= De Fire Søstre (Danish ships) =

Name of five historical Danish ships

De Fire Søstre (English: The Four Sisters) was the name of five separate ships which served purely as merchant ships or, for part of their lives, hospital and supply ships to the Danish fleet.

==Danish Royal Navy ships==
- De Fire Søstre (pre-1737)
This ship acted for much of its career as a fleet auxiliary captained by officers commissioned in the Royal Danish Navy.
Converted (or rebuilt) in 1740, under Captain-Lieutenant Hans Christian Lund, she is described as a fleet merchant ship. In 1741 she carried a cargo of hemp from Riga to the Danish shipyard at Holmen, Copenhagen.

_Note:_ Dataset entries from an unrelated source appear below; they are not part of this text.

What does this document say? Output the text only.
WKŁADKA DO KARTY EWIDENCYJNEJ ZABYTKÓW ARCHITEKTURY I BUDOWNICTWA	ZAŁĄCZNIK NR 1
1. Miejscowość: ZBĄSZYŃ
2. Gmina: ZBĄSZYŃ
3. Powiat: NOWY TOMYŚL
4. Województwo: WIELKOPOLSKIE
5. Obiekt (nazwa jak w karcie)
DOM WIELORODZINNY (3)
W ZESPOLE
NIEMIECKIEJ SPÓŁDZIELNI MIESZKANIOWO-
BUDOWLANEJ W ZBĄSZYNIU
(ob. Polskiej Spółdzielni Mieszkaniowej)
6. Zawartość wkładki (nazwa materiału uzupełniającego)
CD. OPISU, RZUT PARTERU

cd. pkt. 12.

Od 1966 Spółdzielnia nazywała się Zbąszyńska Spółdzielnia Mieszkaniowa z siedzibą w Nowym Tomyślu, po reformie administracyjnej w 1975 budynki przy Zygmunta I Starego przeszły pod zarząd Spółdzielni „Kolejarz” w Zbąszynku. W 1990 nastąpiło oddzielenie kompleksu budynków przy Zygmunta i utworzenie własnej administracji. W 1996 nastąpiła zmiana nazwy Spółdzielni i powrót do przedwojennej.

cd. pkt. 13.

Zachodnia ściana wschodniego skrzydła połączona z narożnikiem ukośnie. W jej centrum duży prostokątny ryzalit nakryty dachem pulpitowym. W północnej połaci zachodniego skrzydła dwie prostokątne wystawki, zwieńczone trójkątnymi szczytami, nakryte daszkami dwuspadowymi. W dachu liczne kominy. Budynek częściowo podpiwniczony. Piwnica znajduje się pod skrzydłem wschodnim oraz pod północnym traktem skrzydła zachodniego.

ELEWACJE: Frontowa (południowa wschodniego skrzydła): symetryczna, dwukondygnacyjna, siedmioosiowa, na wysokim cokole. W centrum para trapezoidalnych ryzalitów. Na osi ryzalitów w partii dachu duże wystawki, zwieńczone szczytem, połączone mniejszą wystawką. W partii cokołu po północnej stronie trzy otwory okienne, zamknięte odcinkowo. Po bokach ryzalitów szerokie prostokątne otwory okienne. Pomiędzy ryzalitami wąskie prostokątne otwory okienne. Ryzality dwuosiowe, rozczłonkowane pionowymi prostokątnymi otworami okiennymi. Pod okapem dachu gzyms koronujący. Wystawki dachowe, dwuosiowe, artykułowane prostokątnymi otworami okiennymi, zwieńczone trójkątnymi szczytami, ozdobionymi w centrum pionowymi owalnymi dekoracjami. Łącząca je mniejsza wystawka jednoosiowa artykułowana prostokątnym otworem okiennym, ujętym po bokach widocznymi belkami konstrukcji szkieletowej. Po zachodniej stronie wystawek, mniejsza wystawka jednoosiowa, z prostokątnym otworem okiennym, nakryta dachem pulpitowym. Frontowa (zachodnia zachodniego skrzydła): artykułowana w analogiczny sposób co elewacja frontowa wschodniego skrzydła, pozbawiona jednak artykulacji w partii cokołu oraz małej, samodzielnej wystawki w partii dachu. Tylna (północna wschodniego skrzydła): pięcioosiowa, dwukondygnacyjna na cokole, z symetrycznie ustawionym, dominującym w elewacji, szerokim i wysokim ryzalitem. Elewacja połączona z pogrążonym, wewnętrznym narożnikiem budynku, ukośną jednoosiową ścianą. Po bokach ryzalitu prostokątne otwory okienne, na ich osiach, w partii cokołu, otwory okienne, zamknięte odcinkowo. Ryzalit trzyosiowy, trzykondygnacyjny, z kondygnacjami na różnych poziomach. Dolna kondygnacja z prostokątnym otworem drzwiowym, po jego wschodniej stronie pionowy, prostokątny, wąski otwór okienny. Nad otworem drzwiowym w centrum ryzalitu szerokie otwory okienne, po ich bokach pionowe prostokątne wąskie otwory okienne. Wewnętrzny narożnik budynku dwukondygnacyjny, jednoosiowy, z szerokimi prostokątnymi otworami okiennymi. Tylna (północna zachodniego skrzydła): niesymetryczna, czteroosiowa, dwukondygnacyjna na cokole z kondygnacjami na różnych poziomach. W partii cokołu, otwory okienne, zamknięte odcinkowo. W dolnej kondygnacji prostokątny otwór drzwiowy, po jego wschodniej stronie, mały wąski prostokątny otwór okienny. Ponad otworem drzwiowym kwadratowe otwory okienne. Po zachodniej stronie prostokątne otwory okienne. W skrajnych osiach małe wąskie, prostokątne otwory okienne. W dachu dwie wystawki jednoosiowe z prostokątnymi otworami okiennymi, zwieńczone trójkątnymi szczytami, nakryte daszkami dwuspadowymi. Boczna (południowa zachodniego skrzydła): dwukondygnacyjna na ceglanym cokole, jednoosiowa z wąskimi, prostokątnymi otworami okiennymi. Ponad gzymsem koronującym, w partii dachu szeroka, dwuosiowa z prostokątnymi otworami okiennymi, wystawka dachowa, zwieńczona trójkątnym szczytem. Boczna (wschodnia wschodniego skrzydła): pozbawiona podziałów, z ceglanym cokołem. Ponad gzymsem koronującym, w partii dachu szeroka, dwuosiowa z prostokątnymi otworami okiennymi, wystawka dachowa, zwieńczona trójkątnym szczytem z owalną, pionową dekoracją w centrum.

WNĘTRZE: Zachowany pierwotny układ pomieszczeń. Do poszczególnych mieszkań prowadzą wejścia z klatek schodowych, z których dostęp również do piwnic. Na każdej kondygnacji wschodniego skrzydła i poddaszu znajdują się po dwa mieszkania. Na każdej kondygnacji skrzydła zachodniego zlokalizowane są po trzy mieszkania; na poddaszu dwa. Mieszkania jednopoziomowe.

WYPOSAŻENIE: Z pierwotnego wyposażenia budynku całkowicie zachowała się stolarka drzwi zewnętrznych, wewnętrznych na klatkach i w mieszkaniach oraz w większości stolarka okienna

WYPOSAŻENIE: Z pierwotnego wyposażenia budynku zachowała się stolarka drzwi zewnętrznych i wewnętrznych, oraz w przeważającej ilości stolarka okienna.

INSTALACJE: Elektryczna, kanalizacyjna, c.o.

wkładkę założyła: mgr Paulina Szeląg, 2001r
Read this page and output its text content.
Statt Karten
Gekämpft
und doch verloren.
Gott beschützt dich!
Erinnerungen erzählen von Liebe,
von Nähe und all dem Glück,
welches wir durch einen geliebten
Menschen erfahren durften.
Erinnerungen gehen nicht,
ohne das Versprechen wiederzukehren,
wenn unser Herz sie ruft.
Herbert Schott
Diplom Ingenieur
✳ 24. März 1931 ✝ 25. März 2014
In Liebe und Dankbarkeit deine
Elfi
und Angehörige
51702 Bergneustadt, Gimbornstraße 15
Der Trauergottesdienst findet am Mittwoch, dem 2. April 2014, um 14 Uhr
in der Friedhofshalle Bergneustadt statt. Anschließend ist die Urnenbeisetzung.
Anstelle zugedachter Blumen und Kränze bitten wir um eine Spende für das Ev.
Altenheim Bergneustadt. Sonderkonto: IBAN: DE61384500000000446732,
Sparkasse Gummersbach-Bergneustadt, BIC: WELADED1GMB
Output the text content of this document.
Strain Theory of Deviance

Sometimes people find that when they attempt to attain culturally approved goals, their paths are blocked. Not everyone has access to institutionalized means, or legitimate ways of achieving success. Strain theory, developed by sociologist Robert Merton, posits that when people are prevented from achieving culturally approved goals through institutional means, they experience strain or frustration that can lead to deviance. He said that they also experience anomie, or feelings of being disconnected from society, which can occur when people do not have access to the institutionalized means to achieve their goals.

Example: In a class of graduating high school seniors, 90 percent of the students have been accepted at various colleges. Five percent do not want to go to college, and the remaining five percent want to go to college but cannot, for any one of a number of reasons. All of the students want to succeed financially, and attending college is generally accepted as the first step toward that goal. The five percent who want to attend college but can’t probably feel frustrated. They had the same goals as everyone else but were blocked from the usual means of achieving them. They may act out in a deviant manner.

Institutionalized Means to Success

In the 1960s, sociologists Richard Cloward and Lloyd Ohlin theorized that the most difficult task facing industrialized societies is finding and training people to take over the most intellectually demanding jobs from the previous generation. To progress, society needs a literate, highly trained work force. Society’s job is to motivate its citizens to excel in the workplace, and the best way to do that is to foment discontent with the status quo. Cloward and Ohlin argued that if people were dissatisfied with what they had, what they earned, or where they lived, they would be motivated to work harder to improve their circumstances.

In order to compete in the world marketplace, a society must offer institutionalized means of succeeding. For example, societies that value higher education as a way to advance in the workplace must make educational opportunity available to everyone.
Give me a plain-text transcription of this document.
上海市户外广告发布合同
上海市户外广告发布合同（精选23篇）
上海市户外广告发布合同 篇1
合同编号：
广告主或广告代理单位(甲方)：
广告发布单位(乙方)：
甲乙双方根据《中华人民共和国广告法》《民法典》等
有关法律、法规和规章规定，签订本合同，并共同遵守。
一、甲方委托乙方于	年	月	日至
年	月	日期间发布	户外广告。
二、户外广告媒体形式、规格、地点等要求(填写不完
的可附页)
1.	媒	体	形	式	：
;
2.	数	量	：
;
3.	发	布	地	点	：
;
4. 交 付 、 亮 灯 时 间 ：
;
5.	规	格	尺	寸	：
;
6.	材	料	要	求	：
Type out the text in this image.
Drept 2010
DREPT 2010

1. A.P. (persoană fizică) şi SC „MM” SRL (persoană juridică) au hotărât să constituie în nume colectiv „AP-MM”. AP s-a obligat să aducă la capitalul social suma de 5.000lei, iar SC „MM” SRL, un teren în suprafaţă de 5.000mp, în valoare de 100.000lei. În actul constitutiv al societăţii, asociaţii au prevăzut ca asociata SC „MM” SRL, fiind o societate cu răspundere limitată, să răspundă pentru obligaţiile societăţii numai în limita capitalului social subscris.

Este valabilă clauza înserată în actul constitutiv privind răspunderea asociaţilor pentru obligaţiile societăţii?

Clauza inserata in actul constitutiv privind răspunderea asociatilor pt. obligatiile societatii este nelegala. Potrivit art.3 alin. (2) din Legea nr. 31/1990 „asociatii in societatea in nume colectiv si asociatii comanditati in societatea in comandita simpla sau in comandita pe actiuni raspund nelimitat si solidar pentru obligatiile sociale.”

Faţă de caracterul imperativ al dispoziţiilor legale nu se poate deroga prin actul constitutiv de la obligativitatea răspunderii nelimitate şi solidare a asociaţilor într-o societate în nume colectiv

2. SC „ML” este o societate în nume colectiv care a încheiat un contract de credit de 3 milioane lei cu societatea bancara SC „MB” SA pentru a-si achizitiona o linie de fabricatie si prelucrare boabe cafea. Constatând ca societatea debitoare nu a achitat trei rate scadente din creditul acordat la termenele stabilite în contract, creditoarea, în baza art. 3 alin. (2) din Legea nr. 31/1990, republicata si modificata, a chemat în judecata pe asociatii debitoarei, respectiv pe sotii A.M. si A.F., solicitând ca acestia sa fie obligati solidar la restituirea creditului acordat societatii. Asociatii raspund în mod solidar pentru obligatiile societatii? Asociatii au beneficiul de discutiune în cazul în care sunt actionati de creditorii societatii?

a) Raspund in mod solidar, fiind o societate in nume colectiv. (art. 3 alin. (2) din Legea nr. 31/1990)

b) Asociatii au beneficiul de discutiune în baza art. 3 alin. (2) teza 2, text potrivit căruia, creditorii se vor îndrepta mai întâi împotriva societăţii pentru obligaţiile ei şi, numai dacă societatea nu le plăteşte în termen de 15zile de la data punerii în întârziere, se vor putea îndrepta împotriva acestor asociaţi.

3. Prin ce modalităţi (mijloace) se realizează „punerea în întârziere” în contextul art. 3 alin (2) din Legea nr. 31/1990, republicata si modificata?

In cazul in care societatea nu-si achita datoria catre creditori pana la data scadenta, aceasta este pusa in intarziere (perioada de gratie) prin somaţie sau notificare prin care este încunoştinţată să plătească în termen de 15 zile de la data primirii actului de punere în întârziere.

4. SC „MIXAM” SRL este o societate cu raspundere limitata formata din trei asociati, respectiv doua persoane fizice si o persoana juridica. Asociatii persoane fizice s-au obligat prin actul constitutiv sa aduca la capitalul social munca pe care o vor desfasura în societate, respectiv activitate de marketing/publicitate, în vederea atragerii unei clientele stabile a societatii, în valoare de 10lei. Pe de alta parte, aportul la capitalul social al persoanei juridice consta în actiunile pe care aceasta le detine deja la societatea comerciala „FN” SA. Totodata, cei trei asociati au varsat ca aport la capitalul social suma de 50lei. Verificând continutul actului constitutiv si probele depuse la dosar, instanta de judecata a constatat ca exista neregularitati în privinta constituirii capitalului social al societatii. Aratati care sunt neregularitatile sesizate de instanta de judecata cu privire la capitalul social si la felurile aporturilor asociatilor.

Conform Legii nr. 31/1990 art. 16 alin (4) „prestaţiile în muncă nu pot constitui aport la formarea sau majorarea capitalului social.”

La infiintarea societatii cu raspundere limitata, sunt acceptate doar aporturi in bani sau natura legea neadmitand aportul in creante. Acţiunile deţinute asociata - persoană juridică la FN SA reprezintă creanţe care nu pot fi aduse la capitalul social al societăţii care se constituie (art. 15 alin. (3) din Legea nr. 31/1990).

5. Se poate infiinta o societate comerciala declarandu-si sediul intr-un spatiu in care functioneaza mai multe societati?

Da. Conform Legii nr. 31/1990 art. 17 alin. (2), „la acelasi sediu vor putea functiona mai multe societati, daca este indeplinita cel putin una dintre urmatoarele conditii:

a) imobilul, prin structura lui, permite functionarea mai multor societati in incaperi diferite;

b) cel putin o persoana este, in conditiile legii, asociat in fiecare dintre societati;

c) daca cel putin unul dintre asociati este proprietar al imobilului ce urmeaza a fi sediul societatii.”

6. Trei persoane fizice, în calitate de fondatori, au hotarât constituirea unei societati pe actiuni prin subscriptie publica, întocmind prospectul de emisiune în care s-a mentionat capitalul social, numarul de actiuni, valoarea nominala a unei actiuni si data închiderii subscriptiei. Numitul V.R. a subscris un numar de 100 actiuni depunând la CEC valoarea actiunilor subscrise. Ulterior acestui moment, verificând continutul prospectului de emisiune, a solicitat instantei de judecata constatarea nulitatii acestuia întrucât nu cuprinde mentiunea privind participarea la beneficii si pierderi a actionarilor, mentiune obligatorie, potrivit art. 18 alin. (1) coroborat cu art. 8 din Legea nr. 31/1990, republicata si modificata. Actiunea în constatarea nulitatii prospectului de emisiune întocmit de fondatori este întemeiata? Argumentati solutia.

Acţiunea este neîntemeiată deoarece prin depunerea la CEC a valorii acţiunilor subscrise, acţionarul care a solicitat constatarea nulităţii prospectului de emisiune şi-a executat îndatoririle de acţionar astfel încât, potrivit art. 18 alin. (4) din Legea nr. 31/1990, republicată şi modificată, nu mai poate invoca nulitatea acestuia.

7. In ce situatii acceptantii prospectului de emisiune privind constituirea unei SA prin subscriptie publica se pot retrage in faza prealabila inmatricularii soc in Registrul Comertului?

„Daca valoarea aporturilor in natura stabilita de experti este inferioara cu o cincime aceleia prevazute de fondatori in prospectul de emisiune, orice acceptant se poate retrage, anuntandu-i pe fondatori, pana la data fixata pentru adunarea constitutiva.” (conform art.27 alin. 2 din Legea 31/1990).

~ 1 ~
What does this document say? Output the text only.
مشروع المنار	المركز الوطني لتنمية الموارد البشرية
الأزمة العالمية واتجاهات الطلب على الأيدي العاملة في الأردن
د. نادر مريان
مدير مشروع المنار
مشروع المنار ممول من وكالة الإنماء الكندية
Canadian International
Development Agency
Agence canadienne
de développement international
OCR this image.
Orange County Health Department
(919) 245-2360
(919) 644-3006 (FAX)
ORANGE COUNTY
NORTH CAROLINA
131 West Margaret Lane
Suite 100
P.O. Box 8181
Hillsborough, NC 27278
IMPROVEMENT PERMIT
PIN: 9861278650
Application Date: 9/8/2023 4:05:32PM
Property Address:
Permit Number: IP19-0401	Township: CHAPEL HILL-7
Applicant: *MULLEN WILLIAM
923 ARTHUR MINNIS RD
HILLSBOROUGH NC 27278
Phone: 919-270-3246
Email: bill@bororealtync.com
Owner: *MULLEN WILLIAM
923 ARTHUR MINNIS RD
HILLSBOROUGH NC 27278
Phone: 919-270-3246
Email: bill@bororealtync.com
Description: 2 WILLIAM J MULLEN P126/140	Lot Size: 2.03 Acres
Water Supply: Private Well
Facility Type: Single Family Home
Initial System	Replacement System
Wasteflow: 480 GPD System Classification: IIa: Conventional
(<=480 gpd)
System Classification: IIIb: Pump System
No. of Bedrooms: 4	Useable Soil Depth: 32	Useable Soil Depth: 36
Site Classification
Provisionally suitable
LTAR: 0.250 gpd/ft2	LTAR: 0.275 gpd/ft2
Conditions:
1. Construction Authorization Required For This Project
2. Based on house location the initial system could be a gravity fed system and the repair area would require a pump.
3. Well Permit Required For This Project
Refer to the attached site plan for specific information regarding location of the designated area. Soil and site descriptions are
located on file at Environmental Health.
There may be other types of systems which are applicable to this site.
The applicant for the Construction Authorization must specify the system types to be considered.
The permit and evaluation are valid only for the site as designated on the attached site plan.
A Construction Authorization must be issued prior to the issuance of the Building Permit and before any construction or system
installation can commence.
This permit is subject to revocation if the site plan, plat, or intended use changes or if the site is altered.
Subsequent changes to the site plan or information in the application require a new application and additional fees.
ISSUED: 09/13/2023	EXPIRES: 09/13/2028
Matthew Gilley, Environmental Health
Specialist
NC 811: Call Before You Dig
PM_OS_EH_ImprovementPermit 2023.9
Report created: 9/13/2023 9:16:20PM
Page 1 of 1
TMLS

In 1761, under Captain-Lieutenant Gottlieb Joachim Dilleben, De Fire Søstre was employed by the Danish Customs Department acting against smugglers in Danish waters.
Under P G M Schultz the ship is described as a hospital ship and troop transport, taking troops to Norway in 1762 and then as the hospital ship in the fleet in 1763. She may have continued the anti-smuggling duties into 1764.

- De Fire Søstre (1764)
De Fire Søstre was a merchant ship designed by F M Krabbe and built at Nyholm naval dockyard, Copenhagen.

In the campaign against the Algerian corsairs of 1770 -1772 the ship, captained by Jens Knudsen served as a hospital ship to the Danish Mediterranean squadron. This was her last mission as she was decommissioned in 1771.

==Civilian ships==
- De Fire Søstre (pre-1750)
The ship was built in Germany, bought in Altona and worked in the whaling trade from 1752 to 1758. After 1750 it belonged to det Almindelige Handelskompagni (the Ordinary Trading Company) of Copenhagen. The ship was registered in Denmark, apparently as an ordinary merchant ship.

- De Fire Søstre (1791)
Built in Svendborg on the Danish island of Funen by Niels Hansen in 1791, this ship was rigged as a yacht with a single mast. She was owned and operated out of Svenborg from 1825 to 1849 by H J Baagøe (Shippers). Her final fate is not recorded.

- De Fire Søstre (1850)
Built by L J Bager in Marstal, this ship was launched on 11 May 1850. Measuring 44.5 ft by 13.1 ft and with a draught of 6.9 ft, she was rigged as a yacht with a single mast. From 1850 to 1891 this ship was known as De Fire Søstre, sometimes recorded as De 4 Søstre. De Fire Søstre was initially owned jointly by two men, Rasmus Olsen of Skælskør and Hans Clausen Christensen of Marstal. After 1877 the former became the sole owner.
After 1891 it was renamed Caroline of Marstal. As Caroline she plied her trade until 1901, owned by Captain Claus Christensen Eriksen of Marstal.